PHNOM PENH, Cambodia (AP) — Two 10th-century Cambodian stone statues displayed for nearly two decades at New York's Metropolitan Museum of Art were being returned to their homeland Tuesday in a high-profile case of allegedly looted artifacts.
The voluntary repatriation of the paired "Kneeling Attendants" statues by one of America's foremost cultural institutions is seen as setting a precedent for the restoration of artworks to their places of origin, from which they were often removed in hazy circumstances.
It comes as the Cambodian government is asking other museums to return similar objects. At the government's request, U.S. authorities have begun legal action against Sotheby's auction house to try to force the handover of a contested piece.
Cambodian officials and Buddhist monks have planned a welcome home ceremony for the life-size sandstone statues at the country's international airport.
Culture Ministry official Hab Tuoch said the statues are important examples of Cambodia's heritage and show the prosperity of the Angkor era, when Cambodian culture dominated the region.
They come from the Koh Ker temple in Siem Reap province, which is home to the famed Angkor Wat temples.
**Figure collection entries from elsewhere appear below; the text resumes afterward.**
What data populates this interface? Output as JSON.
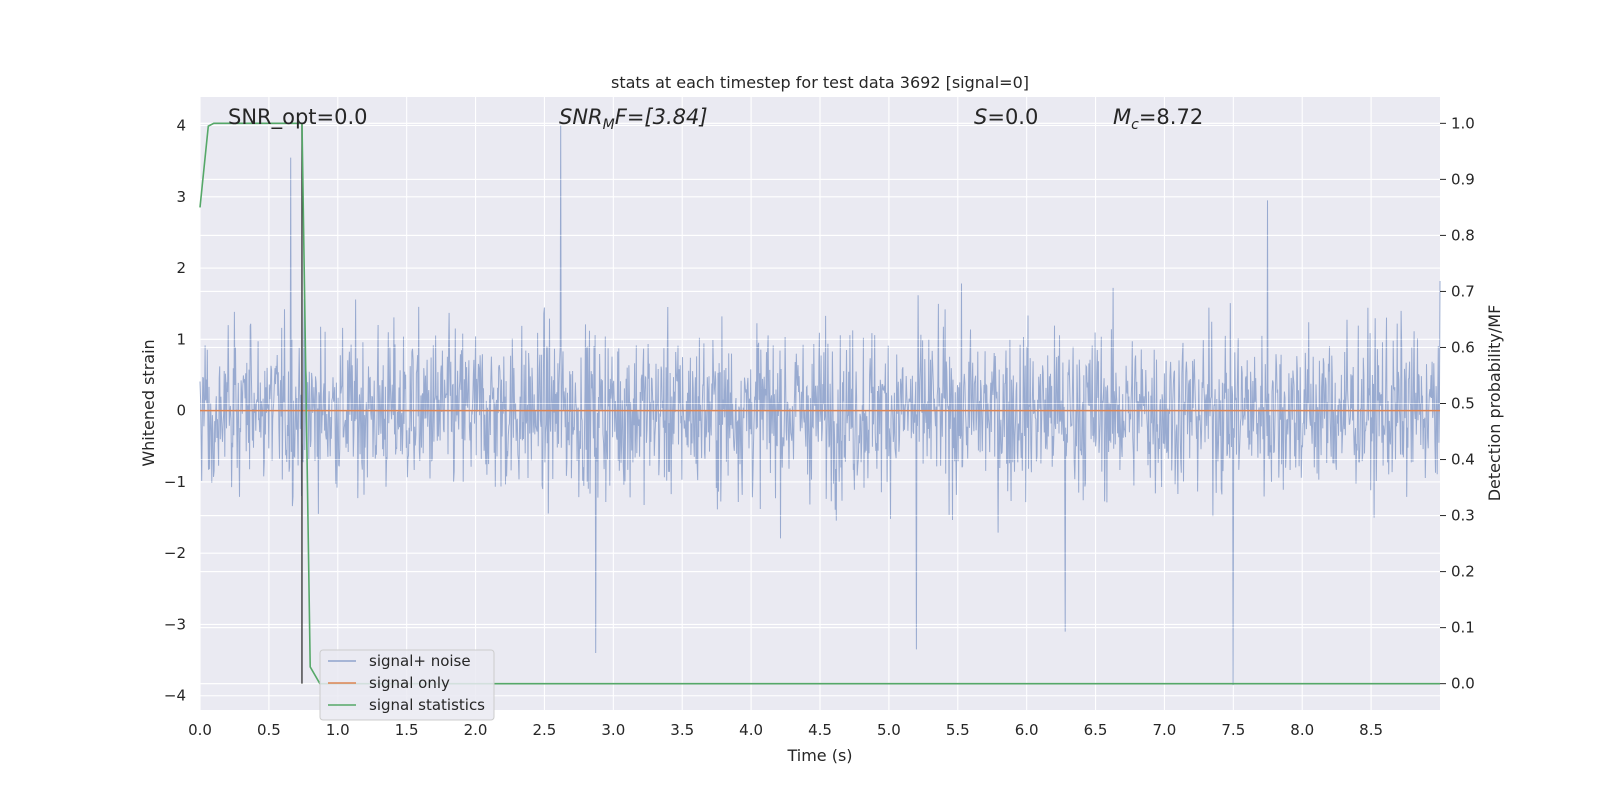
{
  "chart_data": {
    "type": "line",
    "title": "stats at each timestep for test data 3692 [signal=0]",
    "xlabel": "Time (s)",
    "ylabel_left": "Whitened strain",
    "ylabel_right": "Detection probability/MF",
    "xlim": [
      0.0,
      9.0
    ],
    "ylim_left": [
      -4.2,
      4.4
    ],
    "ylim_right": [
      -0.047,
      1.047
    ],
    "x_ticks": [
      "0.0",
      "0.5",
      "1.0",
      "1.5",
      "2.0",
      "2.5",
      "3.0",
      "3.5",
      "4.0",
      "4.5",
      "5.0",
      "5.5",
      "6.0",
      "6.5",
      "7.0",
      "7.5",
      "8.0",
      "8.5"
    ],
    "y_left_ticks": [
      "4",
      "3",
      "2",
      "1",
      "0",
      "−1",
      "−2",
      "−3",
      "−4"
    ],
    "y_right_ticks": [
      "1.0",
      "0.9",
      "0.8",
      "0.7",
      "0.6",
      "0.5",
      "0.4",
      "0.3",
      "0.2",
      "0.1",
      "0.0"
    ],
    "grid": true,
    "legend_placement": "lower-left",
    "annotations": {
      "snr_opt": "SNR_opt=0.0",
      "snr_mf_main": "SNR",
      "snr_mf_sub": "M",
      "snr_mf_rest": "F=[3.84]",
      "s_var": "S",
      "s_rest": "=0.0",
      "mc_var": "M",
      "mc_sub": "c",
      "mc_rest": "=8.72"
    },
    "series": [
      {
        "name": "signal+ noise",
        "color": "#8fa3cc",
        "description_values": "whitened noise, typical envelope ±1.7, peaks near 4.0 at t≈2.62 and −3.4 at t≈2.87",
        "envelope": [
          -1.7,
          1.7
        ],
        "peaks": [
          {
            "x": 0.66,
            "y": 3.55
          },
          {
            "x": 2.62,
            "y": 4.0
          },
          {
            "x": 2.87,
            "y": -3.4
          },
          {
            "x": 5.2,
            "y": -3.35
          },
          {
            "x": 6.28,
            "y": -3.1
          },
          {
            "x": 7.5,
            "y": -3.85
          },
          {
            "x": 7.75,
            "y": 2.95
          }
        ]
      },
      {
        "name": "signal only",
        "color": "#dd8452",
        "x": [
          0.0,
          9.0
        ],
        "y": [
          0.0,
          0.0
        ]
      },
      {
        "name": "signal statistics",
        "color": "#55a868",
        "axis": "right",
        "x": [
          0.0,
          0.06,
          0.1,
          0.2,
          0.3,
          0.4,
          0.5,
          0.6,
          0.7,
          0.74,
          0.8,
          0.87,
          0.9,
          1.0,
          2.0,
          4.0,
          6.0,
          8.0,
          9.0
        ],
        "y": [
          0.85,
          0.995,
          1.0,
          1.0,
          1.0,
          1.0,
          1.0,
          1.0,
          1.0,
          1.0,
          0.03,
          0.0,
          0.0,
          0.0,
          0.0,
          0.0,
          0.0,
          0.0,
          0.0
        ]
      }
    ],
    "markers": [
      {
        "name": "detection-time-line",
        "x": 0.74,
        "y_from": 0.0,
        "y_to": 1.0,
        "axis": "right",
        "color": "#404040"
      }
    ]
  },
  "colors": {
    "axes_bg": "#eaeaf2",
    "grid": "#ffffff",
    "text": "#262626"
  }
}
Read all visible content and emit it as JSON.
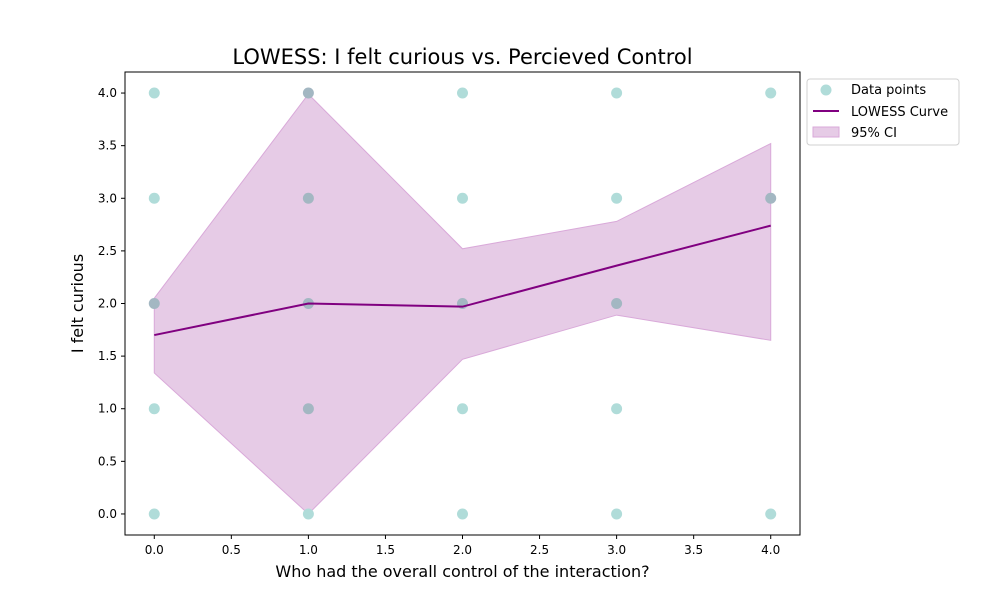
{
  "chart_data": {
    "type": "scatter",
    "title": "LOWESS: I felt curious vs. Percieved Control",
    "xlabel": "Who had the overall control of the interaction?",
    "ylabel": "I felt curious",
    "xlim": [
      -0.19,
      4.19
    ],
    "ylim": [
      -0.2,
      4.2
    ],
    "x_ticks": [
      "0.0",
      "0.5",
      "1.0",
      "1.5",
      "2.0",
      "2.5",
      "3.0",
      "3.5",
      "4.0"
    ],
    "y_ticks": [
      "0.0",
      "0.5",
      "1.0",
      "1.5",
      "2.0",
      "2.5",
      "3.0",
      "3.5",
      "4.0"
    ],
    "grid": false,
    "legend_position": "outside-top-right",
    "colors": {
      "points": "#b0dcd9",
      "points_overlap": "#a3b7c2",
      "lowess": "#800080",
      "ci_fill": "#e6cbe6",
      "ci_edge": "#d9a9d9"
    },
    "series": [
      {
        "name": "Data points",
        "kind": "scatter",
        "points": [
          {
            "x": 0,
            "y": 4,
            "overlap": false
          },
          {
            "x": 0,
            "y": 3,
            "overlap": false
          },
          {
            "x": 0,
            "y": 2,
            "overlap": true
          },
          {
            "x": 0,
            "y": 1,
            "overlap": false
          },
          {
            "x": 0,
            "y": 0,
            "overlap": false
          },
          {
            "x": 1,
            "y": 4,
            "overlap": true
          },
          {
            "x": 1,
            "y": 3,
            "overlap": true
          },
          {
            "x": 1,
            "y": 2,
            "overlap": true
          },
          {
            "x": 1,
            "y": 1,
            "overlap": true
          },
          {
            "x": 1,
            "y": 0,
            "overlap": false
          },
          {
            "x": 2,
            "y": 4,
            "overlap": false
          },
          {
            "x": 2,
            "y": 3,
            "overlap": false
          },
          {
            "x": 2,
            "y": 2,
            "overlap": true
          },
          {
            "x": 2,
            "y": 1,
            "overlap": false
          },
          {
            "x": 2,
            "y": 0,
            "overlap": false
          },
          {
            "x": 3,
            "y": 4,
            "overlap": false
          },
          {
            "x": 3,
            "y": 3,
            "overlap": false
          },
          {
            "x": 3,
            "y": 2,
            "overlap": true
          },
          {
            "x": 3,
            "y": 1,
            "overlap": false
          },
          {
            "x": 3,
            "y": 0,
            "overlap": false
          },
          {
            "x": 4,
            "y": 4,
            "overlap": false
          },
          {
            "x": 4,
            "y": 3,
            "overlap": true
          },
          {
            "x": 4,
            "y": 0,
            "overlap": false
          }
        ]
      },
      {
        "name": "LOWESS Curve",
        "kind": "line",
        "x": [
          0,
          1,
          2,
          3,
          4
        ],
        "y": [
          1.7,
          2.0,
          1.97,
          2.36,
          2.74
        ]
      },
      {
        "name": "95% CI",
        "kind": "band",
        "x": [
          0,
          1,
          2,
          3,
          4
        ],
        "lower": [
          1.34,
          0.0,
          1.47,
          1.89,
          1.65
        ],
        "upper": [
          2.05,
          3.99,
          2.52,
          2.78,
          3.52
        ]
      }
    ]
  }
}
Officials say they were stolen from the temple in the 1970s. The museum said the statues were given to the museum in pieces by different donors between 1987 and 1992.
The Metropolitan Museum announced in May it was returning the statues after researchers discovered new evidence indicating that they had been illegally exported under Cambodian law.
"The museum is committed to applying rigorous provenance standards not only to new acquisitions, but to the study of works long in its collections in an ongoing effort to learn as much as possible about ownership history," museum director Thomas P. Campbell said in a May 3 statement. "In returning the statues, the museum is acting to strengthen the good relationship it has long maintained with scholarly institutions and colleagues in Cambodia and to foster and celebrate continued cooperation and dialogue between us."
A 1993 Cambodian law prohibited the removal of cultural artifacts without government permission. Pieces provably taken after that date have stronger legal standing to compel their new owners abroad to return them. But there is also general agreement in the art world that pieces were acquired illegitimately if they were exported without clear and valid documentation after 1970 — the year of a United Nations cultural agreement targeting trafficking in illicit antiquities.
Largely due to the social and political disruptions of war, widespread looting of Cambodia's ancient temples took place in the 1970s through the 1990s, with many items smuggled through Thailand.
In April, the U.S. attorney's office in Manhattan filed court papers seeking to compel Sotheby's to forfeit a 5-foot (1.5 meter)-tall sandstone statue so that it could be returned to Cambodia. U.S. authorities acted at the request of Cambodia.
The statue came from the same Koh Ker temple as the Kneeling Attendants. It was consigned by a private collector to Sotheby's in 2010, according to court papers. In February, Sotheby's identified the seller as a European collector who purchased the work from a London dealer in 1975.
The sculpture of a mythical warrior in an elaborate headdress has been estimated by Sotheby's to be worth $2 million to $3 million at auction. The statue is of "extraordinary value" to the Cambodian people and "a triumph of creativity and innovation," papers filed by the U.S. attorney's office said.
Sotheby's has said it would defend against the action and disputed federal prosecutors' allegation that the sculpture was illegally imported into the U.S.
The statue was to be auctioned on March 24, 2011, but Sotheby's voluntarily withdrew it from auction a day before the sale after a Cambodian official sent a letter asking it to do so.